Rivals continue to lobby for Russia ban from Games
WASHINGTON A day after the World Anti-Doping Agency dismissed 95 cases of suspected Russian doping citing lack of evidence, 16 national anti-doping organizations, including the United States Anti-Doping Agency, demanded Russia still be banned from next year’s Winter Olympics in Pyeong-Chang, South Korea.
“A country’s sport leaders and organizations should not be given credentials to the Olympics when they intentionally violate the rules and rob clean athletes. This is especially unfair when athletes are punished when they violate the rules,” the 16 organizations, collectively called the National AntiDoping Organization, said Thursday in a statement following two days of meetings in Colorado.
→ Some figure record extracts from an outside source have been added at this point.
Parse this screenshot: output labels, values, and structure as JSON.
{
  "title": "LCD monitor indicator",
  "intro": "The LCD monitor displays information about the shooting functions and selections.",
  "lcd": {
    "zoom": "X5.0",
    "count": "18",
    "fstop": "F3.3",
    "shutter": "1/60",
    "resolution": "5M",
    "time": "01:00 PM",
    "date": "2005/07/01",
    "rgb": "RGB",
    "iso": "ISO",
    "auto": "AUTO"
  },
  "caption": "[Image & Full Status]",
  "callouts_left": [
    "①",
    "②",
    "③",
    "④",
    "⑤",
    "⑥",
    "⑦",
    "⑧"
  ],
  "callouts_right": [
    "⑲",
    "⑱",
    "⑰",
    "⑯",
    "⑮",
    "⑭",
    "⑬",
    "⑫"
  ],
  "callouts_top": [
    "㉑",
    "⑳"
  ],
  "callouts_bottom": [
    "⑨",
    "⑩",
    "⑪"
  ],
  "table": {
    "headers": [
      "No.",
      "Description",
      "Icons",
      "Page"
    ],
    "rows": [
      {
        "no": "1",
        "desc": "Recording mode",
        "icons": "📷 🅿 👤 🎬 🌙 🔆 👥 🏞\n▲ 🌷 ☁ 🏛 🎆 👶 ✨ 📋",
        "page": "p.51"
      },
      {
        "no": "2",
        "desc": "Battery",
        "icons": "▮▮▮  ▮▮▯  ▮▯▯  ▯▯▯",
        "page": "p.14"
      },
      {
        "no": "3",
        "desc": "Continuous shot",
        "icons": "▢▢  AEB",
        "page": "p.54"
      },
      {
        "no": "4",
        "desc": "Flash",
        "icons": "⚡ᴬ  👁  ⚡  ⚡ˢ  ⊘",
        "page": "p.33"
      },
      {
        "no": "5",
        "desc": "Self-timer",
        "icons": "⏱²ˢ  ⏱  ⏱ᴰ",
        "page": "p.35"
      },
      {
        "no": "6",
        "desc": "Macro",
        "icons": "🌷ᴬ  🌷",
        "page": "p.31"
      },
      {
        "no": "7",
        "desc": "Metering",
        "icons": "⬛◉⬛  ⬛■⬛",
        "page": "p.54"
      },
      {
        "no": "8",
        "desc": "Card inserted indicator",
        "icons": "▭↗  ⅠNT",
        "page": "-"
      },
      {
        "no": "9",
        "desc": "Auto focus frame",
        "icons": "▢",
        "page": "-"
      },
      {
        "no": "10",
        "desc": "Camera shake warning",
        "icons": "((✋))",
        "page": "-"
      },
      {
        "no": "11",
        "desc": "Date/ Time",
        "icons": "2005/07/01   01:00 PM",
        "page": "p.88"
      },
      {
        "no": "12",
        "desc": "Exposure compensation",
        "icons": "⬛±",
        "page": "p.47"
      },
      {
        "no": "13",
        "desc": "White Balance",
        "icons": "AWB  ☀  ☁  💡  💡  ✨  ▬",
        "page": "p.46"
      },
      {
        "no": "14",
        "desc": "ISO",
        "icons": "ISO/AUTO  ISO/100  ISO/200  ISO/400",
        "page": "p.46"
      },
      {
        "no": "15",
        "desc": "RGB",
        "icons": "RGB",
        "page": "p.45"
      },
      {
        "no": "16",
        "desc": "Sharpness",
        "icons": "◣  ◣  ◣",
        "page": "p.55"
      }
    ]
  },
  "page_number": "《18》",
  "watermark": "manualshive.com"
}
“The IOC needs to stop kicking the can down the road and immediately issue meaningful consequences. The failure to expeditiously investigate individual Russian athlete doping poses a clear and present danger for clean athletes worldwide and at the 2018 Winter Games. ”
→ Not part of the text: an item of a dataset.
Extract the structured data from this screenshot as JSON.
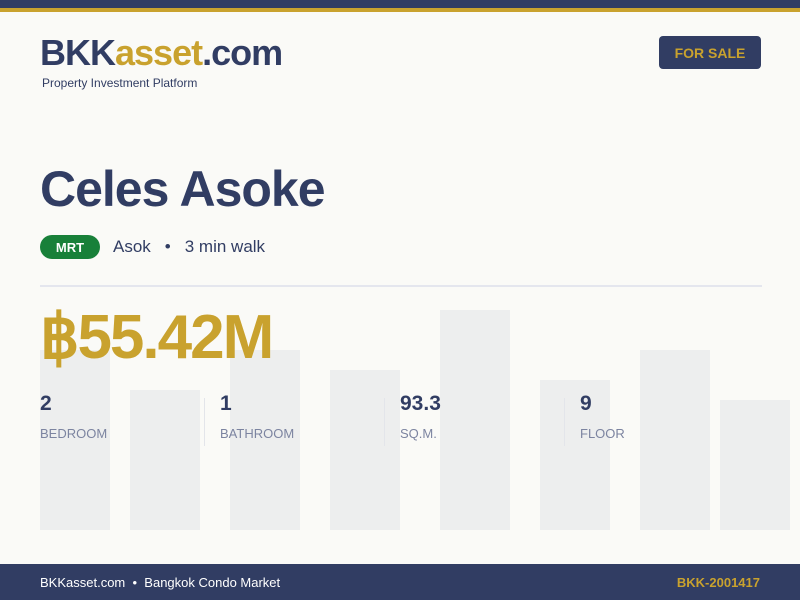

NADO, which consists of antidoping leaders from the United States, Austria, Australia, Britain, Canada, Denmark, Finland, France, Germany, Ireland, Japan, the Netherlands, New Zealand, Norway, Singapore and Sweden, said it supported allowing some Russian athletes to compete under a neutral flag if they could be properly cleared.
But the organization underlined Russia as a whole should remain banned until the findings of the McLaren report could be thoroughly investigated by WADA. NADO leaders also said Russia shouldn’t be cleared to participate unless the country either proved it could refute or took full responsibility for the report’s findings, which allege Russia ran a statesponsored doping program for years.
In March, Russian President Vladimir Putin continued to deny the allegations, stating on national television (via NBC News), “We never had, don’t have and I hope won’t have a state-sponsored doping program.”